When I think of our Nigerian team, I think of young men and women who love God and come alive when they are sharing that love with others and seeing God’s will being done in and through them. They love to sing, preferably with others, and seem to have an innate ability for harmony and rhythm and simple celebration. I am grateful to these guys for the part they have played in enabling me to welcome home an important part of my history and to begin discovering the redemptive narrative that God has been writing through my life all along.


Four years ago at the airport.

The last time I saw my dad was in August 2007. It was the second time I had been in Nigeria that year. The first was in June as part of a crazy three week West African die hard training marathon. We did a week long Foundations course in Ghana, then flew to Nigeria to do the same, then Sarah and myself returned to Ghana to deliver a course in Community Development Education. That middle week in Nigeria was the first time I had been there since I left at the age of 7.

We used to live in Ile-Ife, a university town near Ibadan which in turn is just north of Lagos. My childhood memories are of wide open spaces, large houses and gardens, a giant mango tree next door, busy highways, bustling market places.
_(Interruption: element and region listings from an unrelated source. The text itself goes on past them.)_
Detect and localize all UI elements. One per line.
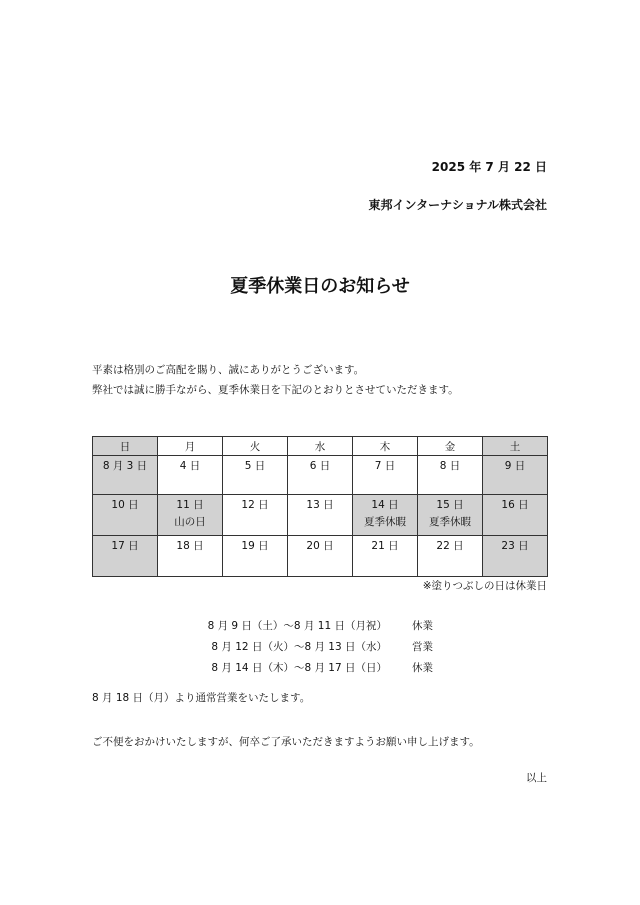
calendar-day-cell [418,456,483,495]
calendar-day-cell [288,536,353,577]
weekday-sat: 土 [483,437,548,456]
schedule-row [0,660,640,681]
calendar-day-label: 17 日 [111,540,139,552]
calendar-day-label: 11 日 [176,499,204,511]
calendar-day-label: 5 日 [244,460,266,472]
greeting-line-1: 平素は格別のご高配を賜り、誠にありがとうございます。 [92,364,365,376]
schedule-row [0,639,640,660]
calendar-day-cell [353,536,418,577]
calendar-week-row [93,536,548,577]
greeting-line-2: 弊社では誠に勝手ながら、夏季休業日を下記のとおりとさせていただきます。 [92,384,459,396]
calendar-day-label: 20 日 [306,540,334,552]
weekday-tue: 火 [223,437,288,456]
calendar-day-note: 山の日 [174,516,206,528]
calendar-day-label: 19 日 [241,540,269,552]
calendar-day-cell [483,536,548,577]
document-date: 2025 年 7 月 22 日 [431,160,547,174]
calendar-day-label: 13 日 [306,499,334,511]
calendar-day-label: 22 日 [436,540,464,552]
schedule-range: 8 月 9 日（土）〜8 月 11 日（月祝） [207,620,387,632]
schedule-list [0,618,640,681]
calendar-day-cell [158,536,223,577]
calendar-week-row [93,495,548,536]
calendar-day-label: 14 日 [371,499,399,511]
apology-text: ご不便をおかけいたしますが、何卒ご了承いただきますようお願い申し上げます。 [92,736,480,748]
schedule-status: 休業 [412,662,433,674]
calendar-day-cell [158,456,223,495]
resume-notice: 8 月 18 日（月）より通常営業をいたします。 [92,692,311,704]
weekday-fri: 金 [418,437,483,456]
calendar-day-cell [418,495,483,536]
calendar-day-cell [353,495,418,536]
schedule-status: 営業 [412,641,433,653]
schedule-status: 休業 [412,620,433,632]
company-name: 東邦インターナショナル株式会社 [368,198,547,212]
calendar-day-label: 4 日 [179,460,201,472]
calendar-day-cell [288,456,353,495]
calendar-day-cell [93,495,158,536]
schedule-range: 8 月 12 日（火）〜8 月 13 日（水） [211,641,387,653]
calendar-day-label: 8 日 [439,460,461,472]
weekday-wed: 水 [288,437,353,456]
weekday-mon: 月 [158,437,223,456]
weekday-sun: 日 [93,437,158,456]
calendar-day-cell [483,495,548,536]
calendar-day-note: 夏季休暇 [364,516,406,528]
schedule-range: 8 月 14 日（木）〜8 月 17 日（日） [211,662,387,674]
calendar-day-cell [223,536,288,577]
calendar-day-label: 15 日 [436,499,464,511]
weekday-thu: 木 [353,437,418,456]
calendar-day-cell [418,536,483,577]
calendar-weekday-row [93,437,548,456]
calendar-day-label: 18 日 [176,540,204,552]
schedule-row [0,618,640,639]
calendar-day-cell [93,536,158,577]
calendar-day-label: 9 日 [504,460,526,472]
calendar-day-label: 16 日 [501,499,529,511]
closing-text: 以上 [526,772,547,784]
calendar-day-label: 21 日 [371,540,399,552]
calendar-day-label: 8 月 3 日 [102,460,148,472]
calendar-day-cell [223,495,288,536]
calendar-day-cell [223,456,288,495]
calendar-day-note: 夏季休暇 [429,516,471,528]
calendar-day-cell [93,456,158,495]
calendar-day-cell [288,495,353,536]
calendar-day-label: 23 日 [501,540,529,552]
page-title: 夏季休業日のお知らせ [230,276,410,297]
calendar-day-cell [353,456,418,495]
calendar-day-cell [158,495,223,536]
calendar-day-label: 7 日 [374,460,396,472]
calendar-day-label: 10 日 [111,499,139,511]
calendar-note: ※塗りつぶしの日は休業日 [422,580,547,592]
calendar-day-label: 12 日 [241,499,269,511]
calendar-day-label: 6 日 [309,460,331,472]
calendar-day-cell [483,456,548,495]
calendar-week-row [93,456,548,495]
holiday-calendar [92,436,548,577]
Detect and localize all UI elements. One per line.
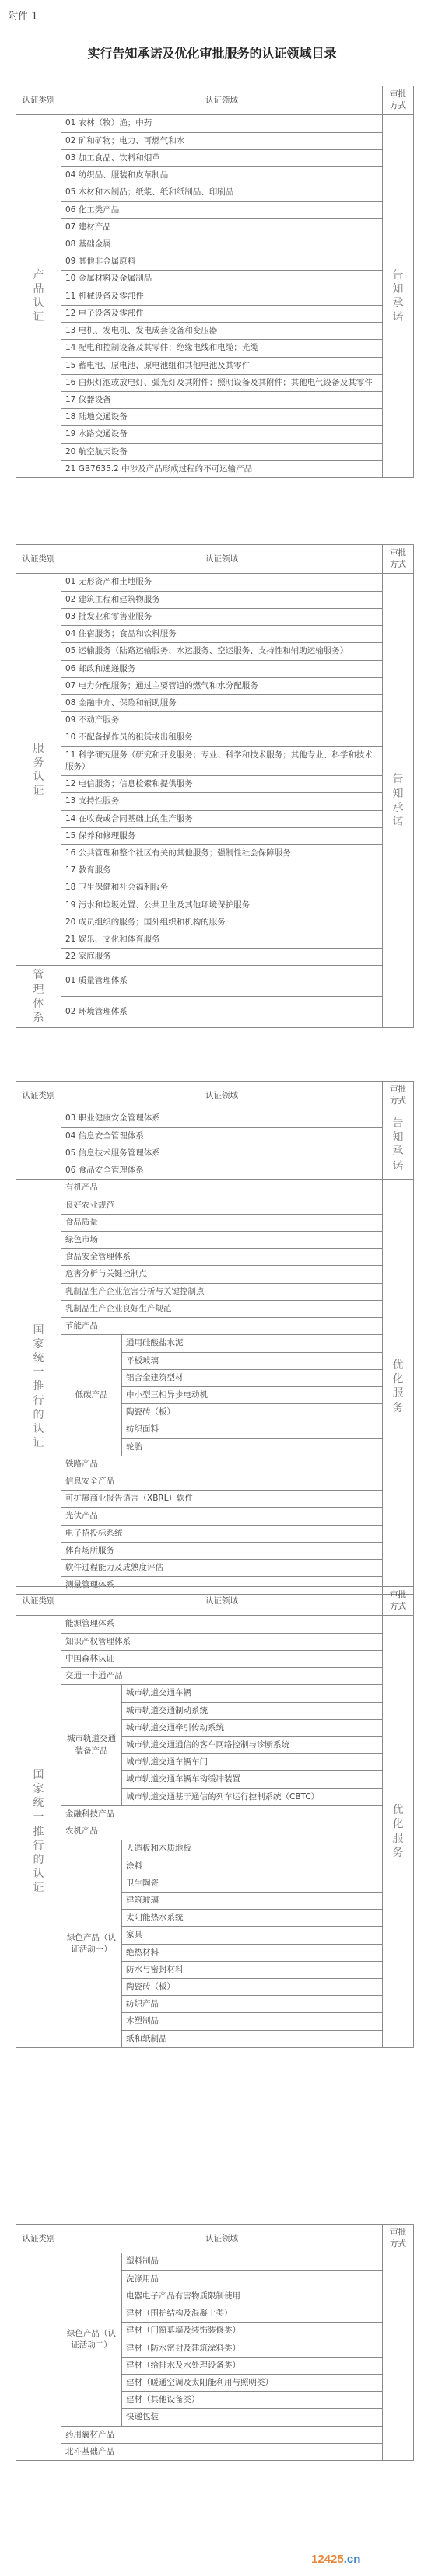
header-category: 认证类别 — [16, 86, 61, 115]
field-cell: 18 陆地交通设备 — [61, 409, 383, 426]
field-cell: 有机产品 — [61, 1180, 383, 1197]
category-product-cert: 产 品 认 证 — [16, 115, 61, 478]
field-cell: 08 金融中介、保险和辅助服务 — [61, 694, 383, 711]
field-cell: 光伏产品 — [61, 1508, 383, 1525]
field-cell: 能源管理体系 — [61, 1616, 383, 1633]
header-category: 认证类别 — [16, 545, 61, 574]
header-method: 审批方式 — [383, 86, 414, 115]
field-cell: 21 娱乐、文化和体育服务 — [61, 931, 383, 949]
table-row — [16, 574, 414, 591]
field-cell: 09 不动产服务 — [61, 712, 383, 729]
field-cell: 18 卫生保健和社会福利服务 — [61, 879, 383, 897]
header-field: 认证领域 — [61, 2225, 383, 2253]
table-row — [16, 844, 414, 862]
field-cell: 交通一卡通产品 — [61, 1668, 383, 1685]
table-row — [16, 729, 414, 746]
field-cell: 07 建材产品 — [61, 218, 383, 236]
table-row — [16, 746, 414, 775]
table-row — [16, 218, 414, 236]
field-cell: 14 在收费或合同基础上的生产服务 — [61, 810, 383, 827]
category-mgmt-system: 管 理 体 系 — [16, 966, 61, 1028]
watermark-left: 12425 — [311, 2553, 344, 2566]
method-notify-commit: 告 知 承 诺 — [383, 1110, 414, 1180]
field-cell: 10 金属材料及金属制品 — [61, 271, 383, 288]
table-row — [16, 1650, 414, 1667]
field-cell: 03 职业健康安全管理体系 — [61, 1110, 383, 1127]
header-field: 认证领域 — [61, 1082, 383, 1110]
field-cell: 建材（门窗幕墙及装饰装修类） — [122, 2323, 383, 2340]
field-cell: 铝合金建筑型材 — [122, 1369, 383, 1386]
field-cell: 北斗基础产品 — [61, 2443, 383, 2460]
field-cell: 20 成员组织的服务；国外组织和机构的服务 — [61, 914, 383, 931]
table-row — [16, 1823, 414, 1840]
field-cell: 17 教育服务 — [61, 862, 383, 879]
table-row — [16, 997, 414, 1028]
field-cell: 信息安全产品 — [61, 1473, 383, 1491]
field-cell: 知识产权管理体系 — [61, 1633, 383, 1650]
table-row — [16, 626, 414, 643]
category-blank — [16, 1110, 61, 1180]
field-cell: 20 航空航天设备 — [61, 443, 383, 460]
field-cell: 防水与密封材料 — [122, 1961, 383, 1978]
header-field: 认证领域 — [61, 1587, 383, 1616]
table-row — [16, 1318, 414, 1335]
table-row — [16, 305, 414, 322]
field-cell: 人造板和木质地板 — [122, 1840, 383, 1858]
field-cell: 快递包装 — [122, 2409, 383, 2426]
field-cell: 塑料制品 — [122, 2253, 383, 2270]
field-cell: 15 蓄电池、原电池、原电池组和其他电池及其零件 — [61, 357, 383, 374]
field-cell: 05 木材和木制品；纸浆、纸和纸制品、印刷品 — [61, 184, 383, 201]
table-row — [16, 1491, 414, 1508]
header-method: 审批方式 — [383, 1587, 414, 1616]
field-cell: 16 公共管理和整个社区有关的其他服务；强制性社会保障服务 — [61, 844, 383, 862]
table-row — [16, 1560, 414, 1577]
table-page-2 — [16, 544, 414, 1028]
table-row — [16, 132, 414, 149]
table-row — [16, 374, 414, 391]
field-cell: 06 邮政和速递服务 — [61, 660, 383, 677]
field-cell: 04 信息安全管理体系 — [61, 1127, 383, 1145]
table-row — [16, 1197, 414, 1214]
field-cell: 06 食品安全管理体系 — [61, 1162, 383, 1180]
field-cell: 11 机械设备及零部件 — [61, 288, 383, 305]
field-cell: 纺织面料 — [122, 1421, 383, 1438]
table-row — [16, 236, 414, 253]
table-row — [16, 253, 414, 271]
table-row — [16, 810, 414, 827]
field-cell: 19 水路交通设备 — [61, 426, 383, 443]
table-row — [16, 115, 414, 132]
header-field: 认证领域 — [61, 86, 383, 115]
table-row — [16, 2426, 414, 2443]
header-method: 审批方式 — [383, 545, 414, 574]
method-notify-commit: 告 知 承 诺 — [383, 115, 414, 478]
table-row — [16, 1508, 414, 1525]
table-row — [16, 1249, 414, 1266]
field-cell: 纺织产品 — [122, 1996, 383, 2013]
table-row — [16, 149, 414, 166]
table-row — [16, 357, 414, 374]
field-cell: 陶瓷砖（板） — [122, 1404, 383, 1421]
table-row — [16, 793, 414, 810]
table-page-4 — [16, 1586, 414, 2048]
method-notify-commit: 告 知 承 诺 — [383, 574, 414, 1028]
field-cell: 建材（暖通空调及太阳能利用与照明类） — [122, 2374, 383, 2391]
table-row — [16, 1300, 414, 1317]
field-cell: 中小型三相异步电动机 — [122, 1386, 383, 1403]
table-row — [16, 184, 414, 201]
lowcarbon-label: 低碳产品 — [61, 1335, 122, 1456]
field-cell: 01 无形资产和土地服务 — [61, 574, 383, 591]
table-row — [16, 1162, 414, 1180]
table-row — [16, 271, 414, 288]
field-cell: 19 污水和垃圾处置、公共卫生及其他环境保护服务 — [61, 897, 383, 914]
field-cell: 卫生陶瓷 — [122, 1875, 383, 1892]
table-row — [16, 443, 414, 460]
table-row — [16, 1525, 414, 1542]
table-row — [16, 776, 414, 793]
field-cell: 食品质量 — [61, 1214, 383, 1231]
field-cell: 平板玻璃 — [122, 1352, 383, 1369]
field-cell: 10 不配备操作员的租赁或出租服务 — [61, 729, 383, 746]
field-cell: 木塑制品 — [122, 2013, 383, 2030]
field-cell: 05 信息技术服务管理体系 — [61, 1145, 383, 1162]
field-cell: 食品安全管理体系 — [61, 1249, 383, 1266]
field-cell: 02 环境管理体系 — [61, 997, 383, 1028]
table-row — [16, 323, 414, 340]
table-row — [16, 897, 414, 914]
field-cell: 城市轨道交通通信的客车网络控制与诊断系统 — [122, 1736, 383, 1753]
table-row — [16, 1668, 414, 1685]
category-national-unified: 国 家 统 一 推 行 的 认 证 — [16, 1616, 61, 2047]
field-cell: 22 家庭服务 — [61, 949, 383, 966]
table-row — [16, 608, 414, 625]
field-cell: 14 配电和控制设备及其零件；绝缘电线和电缆；光缆 — [61, 340, 383, 357]
header-category: 认证类别 — [16, 1082, 61, 1110]
table-row — [16, 288, 414, 305]
field-cell: 17 仪器设备 — [61, 391, 383, 408]
table-row — [16, 426, 414, 443]
table-row — [16, 694, 414, 711]
field-cell: 城市轨道交通车辆车钩缓冲装置 — [122, 1771, 383, 1788]
field-cell: 农机产品 — [61, 1823, 383, 1840]
table-row — [16, 1110, 414, 1127]
table-row — [16, 201, 414, 218]
table-row — [16, 1805, 414, 1823]
field-cell: 家具 — [122, 1927, 383, 1944]
field-cell: 乳制品生产企业危害分析与关键控制点 — [61, 1283, 383, 1300]
field-cell: 陶瓷砖（板） — [122, 1979, 383, 1996]
field-cell: 21 GB7635.2 中涉及产品形成过程的不可运输产品 — [61, 460, 383, 477]
table-row — [16, 2253, 414, 2270]
field-cell: 02 矿和矿物；电力、可燃气和水 — [61, 132, 383, 149]
table-row — [16, 1283, 414, 1300]
category-national-unified: 国 家 统 一 推 行 的 认 证 — [16, 1180, 61, 1594]
method-optimized-service: 优 化 服 务 — [383, 1180, 414, 1594]
field-cell: 13 电机、发电机、发电成套设备和变压器 — [61, 323, 383, 340]
field-cell: 12 电信服务；信息检索和提供服务 — [61, 776, 383, 793]
field-cell: 城市轨道交通牵引传动系统 — [122, 1719, 383, 1736]
table-row — [16, 1214, 414, 1231]
table-row — [16, 1335, 414, 1352]
field-cell: 13 支持性服务 — [61, 793, 383, 810]
table-row — [16, 643, 414, 660]
table-row — [16, 591, 414, 608]
method-blank — [383, 2253, 414, 2461]
field-cell: 绝热材料 — [122, 1944, 383, 1961]
field-cell: 03 加工食品、饮料和烟草 — [61, 149, 383, 166]
table-row — [16, 460, 414, 477]
field-cell: 良好农业规范 — [61, 1197, 383, 1214]
category-service-cert: 服 务 认 证 — [16, 574, 61, 966]
table-row — [16, 677, 414, 694]
table-row — [16, 409, 414, 426]
field-cell: 可扩展商业报告语言（XBRL）软件 — [61, 1491, 383, 1508]
field-cell: 轮胎 — [122, 1438, 383, 1456]
table-row — [16, 1616, 414, 1633]
field-cell: 城市轨道交通车辆车门 — [122, 1754, 383, 1771]
field-cell: 节能产品 — [61, 1318, 383, 1335]
field-cell: 城市轨道交通制动系统 — [122, 1702, 383, 1719]
field-cell: 11 科学研究服务（研究和开发服务；专业、科学和技术服务；其他专业、科学和技术服务） — [61, 746, 383, 775]
header-field: 认证领域 — [61, 545, 383, 574]
table-page-3 — [16, 1081, 414, 1595]
field-cell: 金融科技产品 — [61, 1805, 383, 1823]
table-row — [16, 1266, 414, 1283]
table-row — [16, 879, 414, 897]
table-row — [16, 1180, 414, 1197]
field-cell: 危害分析与关键控制点 — [61, 1266, 383, 1283]
table-row — [16, 2443, 414, 2460]
field-cell: 05 运输服务（陆路运输服务、水运服务、空运服务、支持性和辅助运输服务） — [61, 643, 383, 660]
header-category: 认证类别 — [16, 1587, 61, 1616]
field-cell: 04 住宿服务；食品和饮料服务 — [61, 626, 383, 643]
table-row — [16, 862, 414, 879]
field-cell: 16 白炽灯泡或放电灯、弧光灯及其附件；照明设备及其附件；其他电气设备及其零件 — [61, 374, 383, 391]
field-cell: 08 基础金属 — [61, 236, 383, 253]
watermark-right: .cn — [343, 2553, 361, 2566]
table-row — [16, 1231, 414, 1248]
table-row — [16, 712, 414, 729]
field-cell: 太阳能热水系统 — [122, 1910, 383, 1927]
field-cell: 建材（围护结构及混凝土类） — [122, 2305, 383, 2323]
header-method: 审批方式 — [383, 2225, 414, 2253]
table-row — [16, 827, 414, 844]
field-cell: 建材（其他设备类） — [122, 2392, 383, 2409]
attachment-label: 附件 1 — [8, 11, 38, 23]
field-cell: 建材（防水密封及建筑涂料类） — [122, 2340, 383, 2357]
field-cell: 02 建筑工程和建筑物服务 — [61, 591, 383, 608]
document-title: 实行告知承诺及优化审批服务的认证领域目录 — [87, 46, 337, 61]
field-cell: 电子招投标系统 — [61, 1525, 383, 1542]
green2-label: 绿色产品（认证活动二） — [61, 2253, 122, 2426]
table-row — [16, 1840, 414, 1858]
field-cell: 建筑玻璃 — [122, 1892, 383, 1909]
table-page-1 — [16, 86, 414, 478]
table-row — [16, 1473, 414, 1491]
table-row — [16, 1685, 414, 1702]
field-cell: 电器电子产品有害物质限制使用 — [122, 2288, 383, 2305]
field-cell: 03 批发业和零售业服务 — [61, 608, 383, 625]
field-cell: 城市轨道交通基于通信的列车运行控制系统（CBTC） — [122, 1788, 383, 1805]
field-cell: 体育场所服务 — [61, 1542, 383, 1559]
table-page-5 — [16, 2224, 414, 2461]
table-row — [16, 660, 414, 677]
field-cell: 绿色市场 — [61, 1231, 383, 1248]
field-cell: 09 其他非金属原料 — [61, 253, 383, 271]
table-row — [16, 391, 414, 408]
table-row — [16, 1633, 414, 1650]
table-row — [16, 1127, 414, 1145]
header-category: 认证类别 — [16, 2225, 61, 2253]
table-row — [16, 966, 414, 997]
rail-label: 城市轨道交通装备产品 — [61, 1685, 122, 1806]
table-row — [16, 1456, 414, 1473]
site-watermark — [311, 2553, 360, 2566]
table-row — [16, 167, 414, 184]
field-cell: 洗涤用品 — [122, 2270, 383, 2288]
field-cell: 01 农林（牧）渔；中药 — [61, 115, 383, 132]
header-method: 审批方式 — [383, 1082, 414, 1110]
field-cell: 测量管理体系 — [61, 1577, 383, 1594]
field-cell: 06 化工类产品 — [61, 201, 383, 218]
category-blank — [16, 2253, 61, 2461]
field-cell: 15 保养和修理服务 — [61, 827, 383, 844]
table-row — [16, 914, 414, 931]
field-cell: 软件过程能力及成熟度评估 — [61, 1560, 383, 1577]
field-cell: 04 纺织品、服装和皮革制品 — [61, 167, 383, 184]
field-cell: 07 电力分配服务；通过主要管道的燃气和水分配服务 — [61, 677, 383, 694]
green1-label: 绿色产品（认证活动一） — [61, 1840, 122, 2048]
field-cell: 01 质量管理体系 — [61, 966, 383, 997]
field-cell: 纸和纸制品 — [122, 2030, 383, 2047]
table-row — [16, 340, 414, 357]
method-optimized-service: 优 化 服 务 — [383, 1616, 414, 2047]
field-cell: 铁路产品 — [61, 1456, 383, 1473]
field-cell: 药用囊材产品 — [61, 2426, 383, 2443]
table-row — [16, 949, 414, 966]
field-cell: 通用硅酸盐水泥 — [122, 1335, 383, 1352]
table-row — [16, 1145, 414, 1162]
table-row — [16, 1542, 414, 1559]
table-row — [16, 931, 414, 949]
field-cell: 涂料 — [122, 1858, 383, 1875]
field-cell: 城市轨道交通车辆 — [122, 1685, 383, 1702]
field-cell: 建材（给排水及水处理设备类） — [122, 2357, 383, 2374]
field-cell: 乳制品生产企业良好生产规范 — [61, 1300, 383, 1317]
field-cell: 中国森林认证 — [61, 1650, 383, 1667]
field-cell: 12 电子设备及零部件 — [61, 305, 383, 322]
I think much of the scale in my memory is a factor of my relative size at age 7! Both my parents were faculty members at the university – my father was dean of the medical faculty and professor of paediatric surgery, while my mother was part of the faculty of public health – also a medical doctor. Life was comfortable but the marriage was tense, which effected things. I do remember having Muscovy ducks and geese – my mother cared for them all, the gander was particularly attached to mum! Some times when she was sad, mum would go and sit at the gate to their enclosure and the gander would come and rest his head on her shoulder. I recall holding one of the first batch of eggs that was about to hatch. We only had chickens at the time and their nesting conditions are too dry for duck eggs to hatch. So when the ducklings are ready they can break the shell but they need some help with the inside membrane. I held the egg ever so carefully as mum cut through the membrane with a pair of nail scissors. And in my hands a small duckling emerged and was welcomed into the world. It was a beautiful moment.

Mum also grew sweet corn and pineapples and we had banana trees, and I recall mum’s pride and joy, the avocado tree that bore its first fruit the year before we left. Our gruff old next door neighbour who we nick named the grizzly bear, had a massive mango tree in his garden that he let us climb and pick the fruit off from time to time. I loved hanging out with my big brother Richard – he and his friends had chopper bicycles that they spent hours riding around on! Occasionally we had a family outing to the zoo and we played hunt the thimble – the zoo was set in a bamboo forest with seats and shelters dotted around made of bamboo – very handy for hiding things like thimbles!

When I was seven we left Nigeria so that mum could have the medical care she needed as she gave birth to my younger brother Chris. Within a year the marriage had broken down and Dad left, that was in 1980. I saw Dad three or four times over the next 27 years. The last time was at Lagos airport, when I spent a couple of hours with him before catching my plane home to the UK. I don’t recall what we talked about, but it was special to meet as adults, each with our own story, life and choices. I remember going through security and having a cordial interaction with the customs officer who thought it was great that I had two Nigerian names on my British passport! I got on my plane and haven’t heard from Dad since, my brothers say he’s OK.